Large amount of data over IPSec breaks network/NAT
-
Hi,
we have a strange and quite serious problem with our IPSec setup that impairs our whole network, basically it seems that NAT stops working altogether during some heavy data transferring over IPSec tunnel. We have two servers on each side of a tunnel that sync data, about ~10GB each night. All has been well for several months until last week when we started experiencing strange connectivity problems and the problems have been narrowed down to this sync procedure. The connection breaks a few minutes into the transfer and with it goes NAT for all of our internal networks as well. The connections also cannot be corrected any other way than rebooting the whole firewall. The logs show nothing and switches etc. are working fine and show no traces of error. Traffic between internal networks works fine as well as traffic from the firewall to the internet, traffic from internal networks to the internet stops at the firewall.
Our setup is a CARP redundant pfsense 2.02 installation.
-
…about ~10GB each night.
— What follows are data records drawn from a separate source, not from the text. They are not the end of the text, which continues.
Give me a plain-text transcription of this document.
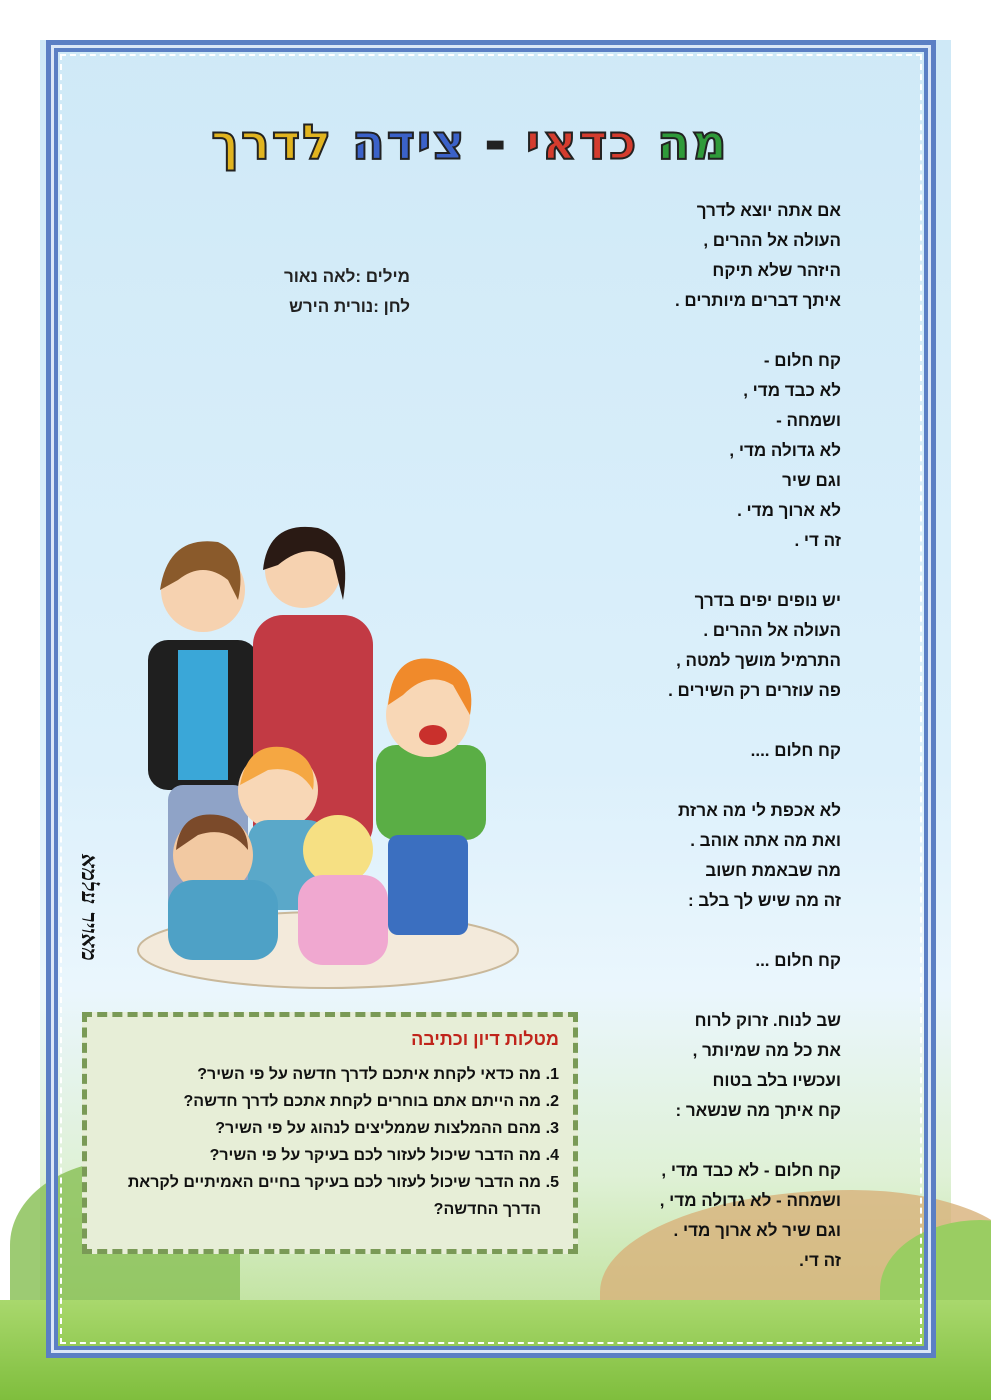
מה כדאי - צידה לדרך
מילים :לאה נאור
לחן :נורית הירש
אם אתה יוצא לדרך
העולה אל ההרים ,
היזהר שלא תיקח
איתך דברים מיותרים .
קח חלום -
לא כבד מדי ,
ושמחה -
לא גדולה מדי ,
וגם שיר
לא ארוך מדי .
זה די .
יש נופים יפים בדרך
העולה אל ההרים .
התרמיל מושך למטה ,
פה עוזרים רק השירים .
קח חלום ....
לא אכפת לי מה ארזת
ואת מה אתה אוהב .
מה שבאמת חשוב
זה מה שיש לך בלב :
קח חלום ...
שב לנוח. זרוק לרוח
את כל מה שמיותר ,
ועכשיו בלב בטוח
קח איתך מה שנשאר :
קח חלום - לא כבד מדי ,
ושמחה - לא גדולה מדי ,
וגם שיר לא ארוך מדי .
זה די.
מאויר עלמא
מטלות דיון וכתיבה
1.
מה כדאי לקחת איתכם לדרך חדשה על פי השיר?
2.
מה הייתם אתם בוחרים לקחת אתכם לדרך חדשה?
3.
מהם ההמלצות שממליצים לנהוג על פי השיר?
4.
מה הדבר שיכול לעזור לכם בעיקר על פי השיר?
5.
מה הדבר שיכול לעזור לכם בעיקר בחיים האמיתיים לקראת הדרך החדשה?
All has been well for several months until last week when we started experiencing strange connectivity problems and the problems have been narrowed down to this sync procedure.
So, you've made no changes whatsoever in software or hardware, yet it just stopped working after several months ?
The connections also cannot be corrected any other way than rebooting the whole firewall. The logs show nothing and switches etc. are working fine and show no traces of error. Traffic between internal networks works fine as well as traffic from the firewall to the internet, traffic from internal networks to the internet stops at the firewall.
Have you done any packet captures (with tcpdump) on LAN and WAN when the problem occurs?
So normal routing (without NAT) between e.g. LAN and OPT1 continues to work, but NATting stops?
What happens if you disable pf (pfctl -d, re-enable with pfctl -e)? -
That sounds a lot like what would happen if your sync process started going nuts with huge numbers of connections and maxes out the state table. Check your RRD States graph vs. your states limit.